A high temperature stable piezoelectric strain of KNN-based ceramics

Lead-free (1 - x)(0.96K(0.46)Na(0.54)Nb(0.98)Ta(0.02)O(3)-0.04Bi(0.5)(Na0.82K0.18) 0.5ZrO3)-xCaZrO(3) ((1 - x)(0.96KNNT-0.04BNKZ)-xCZ) piezoelectric ceramics were prepared by the conventional solid-state reaction method. The CaZrO3 dopant can induce a coexisting phase boundary with the transition from the orthorhombic/tetragonal phase to the R phase.
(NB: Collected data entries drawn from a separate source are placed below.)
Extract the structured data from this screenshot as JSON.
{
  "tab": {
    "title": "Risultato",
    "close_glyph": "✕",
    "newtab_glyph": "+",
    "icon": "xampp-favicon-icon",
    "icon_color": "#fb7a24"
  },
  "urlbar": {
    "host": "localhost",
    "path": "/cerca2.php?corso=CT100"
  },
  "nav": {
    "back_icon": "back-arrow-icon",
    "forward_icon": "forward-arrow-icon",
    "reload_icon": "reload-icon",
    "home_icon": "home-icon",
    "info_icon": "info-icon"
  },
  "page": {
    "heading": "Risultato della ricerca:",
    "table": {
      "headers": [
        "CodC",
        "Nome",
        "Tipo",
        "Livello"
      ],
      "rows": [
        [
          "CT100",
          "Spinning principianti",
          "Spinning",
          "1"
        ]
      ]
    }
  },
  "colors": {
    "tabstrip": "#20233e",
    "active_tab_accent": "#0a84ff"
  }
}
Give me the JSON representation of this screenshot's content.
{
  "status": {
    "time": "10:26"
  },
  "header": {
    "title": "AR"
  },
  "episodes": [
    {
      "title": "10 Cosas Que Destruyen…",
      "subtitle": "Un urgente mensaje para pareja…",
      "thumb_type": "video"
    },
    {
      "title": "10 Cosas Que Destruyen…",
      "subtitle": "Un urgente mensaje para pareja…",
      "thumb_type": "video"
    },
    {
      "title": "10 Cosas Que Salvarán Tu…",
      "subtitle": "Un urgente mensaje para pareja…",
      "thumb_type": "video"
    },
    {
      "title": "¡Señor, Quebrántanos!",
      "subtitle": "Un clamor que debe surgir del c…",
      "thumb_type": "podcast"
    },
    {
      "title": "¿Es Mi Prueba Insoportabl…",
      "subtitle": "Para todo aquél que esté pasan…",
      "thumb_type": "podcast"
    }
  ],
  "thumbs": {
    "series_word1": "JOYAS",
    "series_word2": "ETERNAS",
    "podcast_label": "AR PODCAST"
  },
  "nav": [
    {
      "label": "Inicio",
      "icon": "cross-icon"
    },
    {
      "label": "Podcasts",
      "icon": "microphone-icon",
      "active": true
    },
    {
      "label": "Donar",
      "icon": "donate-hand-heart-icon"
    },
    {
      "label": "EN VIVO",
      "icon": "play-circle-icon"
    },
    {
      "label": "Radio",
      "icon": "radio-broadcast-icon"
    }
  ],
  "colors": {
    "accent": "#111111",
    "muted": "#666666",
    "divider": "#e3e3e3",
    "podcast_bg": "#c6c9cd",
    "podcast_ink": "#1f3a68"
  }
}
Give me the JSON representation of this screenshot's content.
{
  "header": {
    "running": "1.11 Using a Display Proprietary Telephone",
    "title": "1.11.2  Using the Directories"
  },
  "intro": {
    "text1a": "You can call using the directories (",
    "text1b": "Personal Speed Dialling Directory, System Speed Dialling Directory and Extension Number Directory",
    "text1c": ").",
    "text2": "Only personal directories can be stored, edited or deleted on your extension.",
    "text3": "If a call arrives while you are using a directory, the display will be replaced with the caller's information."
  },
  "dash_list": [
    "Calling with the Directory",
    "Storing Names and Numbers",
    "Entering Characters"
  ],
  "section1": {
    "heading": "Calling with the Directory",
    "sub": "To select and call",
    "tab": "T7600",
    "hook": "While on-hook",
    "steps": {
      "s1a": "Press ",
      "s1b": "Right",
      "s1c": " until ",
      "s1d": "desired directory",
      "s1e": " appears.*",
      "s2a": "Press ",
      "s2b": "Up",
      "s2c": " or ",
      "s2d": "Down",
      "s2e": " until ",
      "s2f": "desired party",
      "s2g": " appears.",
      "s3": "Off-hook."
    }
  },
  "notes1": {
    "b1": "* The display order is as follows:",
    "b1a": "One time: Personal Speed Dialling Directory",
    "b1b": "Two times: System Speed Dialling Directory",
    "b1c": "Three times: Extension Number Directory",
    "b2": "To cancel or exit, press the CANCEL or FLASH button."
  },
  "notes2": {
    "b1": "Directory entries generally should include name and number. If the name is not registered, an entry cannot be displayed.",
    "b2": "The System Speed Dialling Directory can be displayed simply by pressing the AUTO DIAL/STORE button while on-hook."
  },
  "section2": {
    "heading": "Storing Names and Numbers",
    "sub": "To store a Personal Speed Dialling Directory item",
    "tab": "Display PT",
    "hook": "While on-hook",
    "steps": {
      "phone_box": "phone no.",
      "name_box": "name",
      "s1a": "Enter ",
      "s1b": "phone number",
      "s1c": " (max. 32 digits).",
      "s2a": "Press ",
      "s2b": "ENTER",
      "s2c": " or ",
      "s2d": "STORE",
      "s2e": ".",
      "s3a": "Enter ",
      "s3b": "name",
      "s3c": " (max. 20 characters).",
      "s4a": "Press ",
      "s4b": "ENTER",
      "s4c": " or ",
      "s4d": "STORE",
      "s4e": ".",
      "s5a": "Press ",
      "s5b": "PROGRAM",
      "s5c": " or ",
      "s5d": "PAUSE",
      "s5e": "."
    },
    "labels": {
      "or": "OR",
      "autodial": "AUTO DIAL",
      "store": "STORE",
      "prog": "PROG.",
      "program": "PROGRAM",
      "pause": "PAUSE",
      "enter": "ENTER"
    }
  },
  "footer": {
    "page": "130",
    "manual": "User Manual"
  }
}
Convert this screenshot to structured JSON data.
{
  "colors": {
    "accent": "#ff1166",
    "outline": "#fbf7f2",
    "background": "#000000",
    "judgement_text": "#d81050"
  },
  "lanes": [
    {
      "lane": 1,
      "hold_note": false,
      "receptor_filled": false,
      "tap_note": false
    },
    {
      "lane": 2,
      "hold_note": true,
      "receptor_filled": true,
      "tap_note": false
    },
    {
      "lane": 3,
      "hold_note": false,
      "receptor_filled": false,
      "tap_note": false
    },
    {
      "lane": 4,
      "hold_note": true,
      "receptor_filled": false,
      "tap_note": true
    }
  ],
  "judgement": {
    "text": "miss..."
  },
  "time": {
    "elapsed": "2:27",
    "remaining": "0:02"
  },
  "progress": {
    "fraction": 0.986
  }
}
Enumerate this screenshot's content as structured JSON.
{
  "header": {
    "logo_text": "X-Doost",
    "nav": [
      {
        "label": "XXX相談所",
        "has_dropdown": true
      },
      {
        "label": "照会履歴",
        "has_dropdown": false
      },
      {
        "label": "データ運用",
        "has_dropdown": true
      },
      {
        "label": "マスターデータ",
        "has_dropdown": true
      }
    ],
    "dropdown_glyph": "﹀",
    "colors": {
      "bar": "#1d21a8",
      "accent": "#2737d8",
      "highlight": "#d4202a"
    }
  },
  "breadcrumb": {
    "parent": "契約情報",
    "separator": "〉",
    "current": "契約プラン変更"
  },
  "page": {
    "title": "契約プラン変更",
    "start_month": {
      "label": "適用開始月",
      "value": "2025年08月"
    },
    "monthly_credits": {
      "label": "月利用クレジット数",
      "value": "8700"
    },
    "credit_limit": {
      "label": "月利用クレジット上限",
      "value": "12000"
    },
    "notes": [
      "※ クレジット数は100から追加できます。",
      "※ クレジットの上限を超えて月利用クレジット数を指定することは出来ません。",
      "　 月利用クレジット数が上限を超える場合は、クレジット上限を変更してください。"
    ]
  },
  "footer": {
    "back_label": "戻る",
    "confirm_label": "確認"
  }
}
Domains that exist across the grain boundary within neighboring grains appear in the ceramics with x = 0.01, which can result in an increase in ferroelectricity due to its long-range order organization. The CaZrO3 dopant results in the formation of polar nanodomains and induces the appearance of diffuse ferroelectrics. The ceramics with x = 0.01 show optimal piezoelectric properties (d(33) = 300 pC N-1 and d*(33) = 500 pm V-1 at 25 kV cm(-1)). Meanwhile, their high level of unipolar strain reaches up to 0.175% at 35 kV cm(-1) at room temperature, and their field-induced strain varies less than 10% from room temperature to 120 degrees C. The ceramics with x = 0.02 possess a remarkably high temperature stability of d*(33) (T-e = 200 degrees C). For x = 0.005-0.025, a higher amount of the CaZrO3 dopant can obviously improve the temperature stability of d*(33): The (1 - x)(0.96KNNT-0.04BNKZ)-xCZ system is a promising lead-free piezoelectric candidate material for commercial applications.